Until June 6th, the Galleria Nazionale d’Arte Moderna e Contemporanea gives substance to the notion of feminism with its latest exhibition
‘Io dico Io – I say I’ is the title of the exhibition, curated by Cecilia Canziani, Lara Conte, and Paola Ugolini, on show until June 6th at the Galleria Nazionale d’Arte Moderna e Contemporanea. It is loosely based on the writings of the late Italian feminist activist Carla Lonzi, with which it shares a common expressive need. The necessity of asserting one’s subjectivity through achieving a single multitude but with the multiplicity that echoes even in agreements and discords.
‘Io dico Io – I say I’ is the title of the exhibition, curated by Cecilia Canziani, Lara Conte, and Paola Ugolini, on show at the Galleria Nazionale d’Arte Moderna e Contemporanea
It gathers the works of forty Italian female artists of different generations. The link between them is that, in various historical and social contexts, they all told their adventure of authenticity and have expressed their own way of inhabiting the world through a constellation of visions. Self-representation, a gaze that challenges existing roles, writing as a practice and self-narration, body as a measure, a limit and a trespass, resisting homologation – these are just a few of the themes around which the show is layered, overturning points of view and creating new visions and narratives.

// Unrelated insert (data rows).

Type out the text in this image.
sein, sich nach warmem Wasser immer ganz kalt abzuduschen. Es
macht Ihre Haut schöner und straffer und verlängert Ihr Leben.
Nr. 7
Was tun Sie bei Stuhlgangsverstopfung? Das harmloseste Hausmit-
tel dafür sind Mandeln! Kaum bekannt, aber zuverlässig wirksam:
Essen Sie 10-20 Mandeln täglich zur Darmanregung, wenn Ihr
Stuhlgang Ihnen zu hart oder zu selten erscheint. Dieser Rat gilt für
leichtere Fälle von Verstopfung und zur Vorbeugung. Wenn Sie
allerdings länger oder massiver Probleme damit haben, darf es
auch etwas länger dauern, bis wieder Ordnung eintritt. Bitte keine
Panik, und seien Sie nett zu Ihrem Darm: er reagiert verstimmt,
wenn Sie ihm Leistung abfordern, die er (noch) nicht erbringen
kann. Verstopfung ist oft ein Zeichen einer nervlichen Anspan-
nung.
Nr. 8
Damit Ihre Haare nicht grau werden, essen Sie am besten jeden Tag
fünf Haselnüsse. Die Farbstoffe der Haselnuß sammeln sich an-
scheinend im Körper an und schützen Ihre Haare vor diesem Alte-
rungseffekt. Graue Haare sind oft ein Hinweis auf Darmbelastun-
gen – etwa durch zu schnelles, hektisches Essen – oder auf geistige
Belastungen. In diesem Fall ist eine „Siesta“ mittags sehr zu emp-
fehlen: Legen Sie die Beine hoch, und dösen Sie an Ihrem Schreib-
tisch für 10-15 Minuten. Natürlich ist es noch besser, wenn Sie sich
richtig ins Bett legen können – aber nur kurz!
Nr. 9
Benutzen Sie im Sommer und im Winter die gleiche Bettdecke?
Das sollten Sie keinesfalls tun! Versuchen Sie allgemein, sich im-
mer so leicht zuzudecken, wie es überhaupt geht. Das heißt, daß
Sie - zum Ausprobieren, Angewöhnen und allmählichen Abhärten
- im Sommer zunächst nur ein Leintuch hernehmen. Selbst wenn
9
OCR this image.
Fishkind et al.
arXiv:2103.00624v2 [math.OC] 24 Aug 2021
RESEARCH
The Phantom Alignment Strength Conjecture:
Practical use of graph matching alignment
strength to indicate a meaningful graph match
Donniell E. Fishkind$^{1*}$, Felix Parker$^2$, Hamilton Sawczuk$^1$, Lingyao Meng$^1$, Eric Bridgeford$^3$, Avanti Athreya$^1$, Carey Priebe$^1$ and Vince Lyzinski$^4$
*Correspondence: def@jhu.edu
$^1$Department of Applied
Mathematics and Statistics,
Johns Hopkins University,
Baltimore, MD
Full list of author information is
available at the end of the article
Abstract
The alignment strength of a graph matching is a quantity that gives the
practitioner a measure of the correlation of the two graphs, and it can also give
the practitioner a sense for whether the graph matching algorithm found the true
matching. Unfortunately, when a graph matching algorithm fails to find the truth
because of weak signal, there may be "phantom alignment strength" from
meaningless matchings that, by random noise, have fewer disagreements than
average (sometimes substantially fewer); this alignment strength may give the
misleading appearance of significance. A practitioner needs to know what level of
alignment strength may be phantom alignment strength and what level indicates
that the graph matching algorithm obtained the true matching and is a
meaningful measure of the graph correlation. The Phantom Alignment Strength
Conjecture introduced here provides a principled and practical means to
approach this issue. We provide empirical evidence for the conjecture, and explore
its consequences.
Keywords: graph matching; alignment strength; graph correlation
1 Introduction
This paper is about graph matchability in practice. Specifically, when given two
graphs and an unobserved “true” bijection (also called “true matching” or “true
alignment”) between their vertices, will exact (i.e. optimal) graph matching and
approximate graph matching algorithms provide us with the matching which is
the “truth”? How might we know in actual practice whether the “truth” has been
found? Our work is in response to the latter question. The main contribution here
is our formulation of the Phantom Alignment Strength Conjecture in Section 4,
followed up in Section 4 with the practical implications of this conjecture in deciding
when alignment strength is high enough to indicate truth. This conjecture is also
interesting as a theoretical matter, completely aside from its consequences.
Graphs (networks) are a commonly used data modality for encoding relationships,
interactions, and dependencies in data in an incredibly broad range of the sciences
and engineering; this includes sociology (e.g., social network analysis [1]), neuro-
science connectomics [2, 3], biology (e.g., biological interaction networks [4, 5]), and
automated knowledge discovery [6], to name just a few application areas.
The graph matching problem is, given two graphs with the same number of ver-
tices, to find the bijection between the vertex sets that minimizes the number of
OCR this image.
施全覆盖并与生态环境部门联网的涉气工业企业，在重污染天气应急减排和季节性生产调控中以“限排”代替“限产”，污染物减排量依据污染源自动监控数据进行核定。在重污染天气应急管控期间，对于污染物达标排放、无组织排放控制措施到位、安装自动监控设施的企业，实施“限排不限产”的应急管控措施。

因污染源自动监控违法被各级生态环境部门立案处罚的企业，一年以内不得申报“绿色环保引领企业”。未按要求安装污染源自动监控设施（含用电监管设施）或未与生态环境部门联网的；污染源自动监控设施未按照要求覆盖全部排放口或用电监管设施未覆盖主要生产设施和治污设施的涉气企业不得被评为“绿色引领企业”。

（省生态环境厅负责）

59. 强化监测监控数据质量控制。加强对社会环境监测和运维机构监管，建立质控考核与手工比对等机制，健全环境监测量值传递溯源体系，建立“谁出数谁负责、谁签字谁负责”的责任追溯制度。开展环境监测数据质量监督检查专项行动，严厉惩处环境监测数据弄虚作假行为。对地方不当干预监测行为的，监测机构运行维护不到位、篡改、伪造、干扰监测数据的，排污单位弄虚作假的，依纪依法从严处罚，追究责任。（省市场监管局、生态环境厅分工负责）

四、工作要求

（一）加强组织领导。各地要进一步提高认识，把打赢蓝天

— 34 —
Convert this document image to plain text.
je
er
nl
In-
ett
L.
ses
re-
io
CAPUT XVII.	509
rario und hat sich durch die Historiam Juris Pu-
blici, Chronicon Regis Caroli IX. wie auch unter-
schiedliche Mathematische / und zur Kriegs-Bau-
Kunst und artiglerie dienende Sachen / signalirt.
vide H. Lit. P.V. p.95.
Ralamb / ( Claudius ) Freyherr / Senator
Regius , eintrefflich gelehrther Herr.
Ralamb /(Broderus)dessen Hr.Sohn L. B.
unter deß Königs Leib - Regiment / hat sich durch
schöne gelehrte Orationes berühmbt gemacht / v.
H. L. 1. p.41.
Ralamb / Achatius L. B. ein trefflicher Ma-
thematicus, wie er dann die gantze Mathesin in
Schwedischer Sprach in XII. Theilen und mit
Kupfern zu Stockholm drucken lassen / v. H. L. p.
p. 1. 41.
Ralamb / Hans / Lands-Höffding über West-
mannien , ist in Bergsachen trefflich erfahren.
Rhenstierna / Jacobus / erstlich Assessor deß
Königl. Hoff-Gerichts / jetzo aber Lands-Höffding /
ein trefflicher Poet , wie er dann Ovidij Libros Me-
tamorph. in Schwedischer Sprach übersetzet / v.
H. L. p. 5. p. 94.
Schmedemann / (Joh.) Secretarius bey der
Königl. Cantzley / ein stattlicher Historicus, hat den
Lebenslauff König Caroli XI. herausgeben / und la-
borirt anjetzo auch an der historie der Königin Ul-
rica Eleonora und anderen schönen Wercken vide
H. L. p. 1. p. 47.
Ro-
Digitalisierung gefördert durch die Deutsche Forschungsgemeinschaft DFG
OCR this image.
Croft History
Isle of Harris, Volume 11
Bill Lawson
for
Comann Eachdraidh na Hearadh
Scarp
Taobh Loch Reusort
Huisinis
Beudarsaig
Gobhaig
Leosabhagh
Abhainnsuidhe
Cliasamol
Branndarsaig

Starting in the Salone Centrale, a core that drives and irradiates, the exhibition exists in relation to Time is Out of Joint. The works occupy halls and marginal areas of the museum and enter the part where the materials from Carla Lonzi Archive are presented for the first time. In this section, the radical thought of the art critic and feminist engages with two new commissions by Italian artists as well as the works of the collections of the museum. This dialogue reveals multiple and unprecedented possibilities of interpreting the work of this figure, internationally renowned in the fields of art history and the history of feminism. ‘Io dico Io – I say I’ does not invent new words, but instead looks deep into the word we already have, “feminism”. In various and singular ways, the show gives substance to that notion.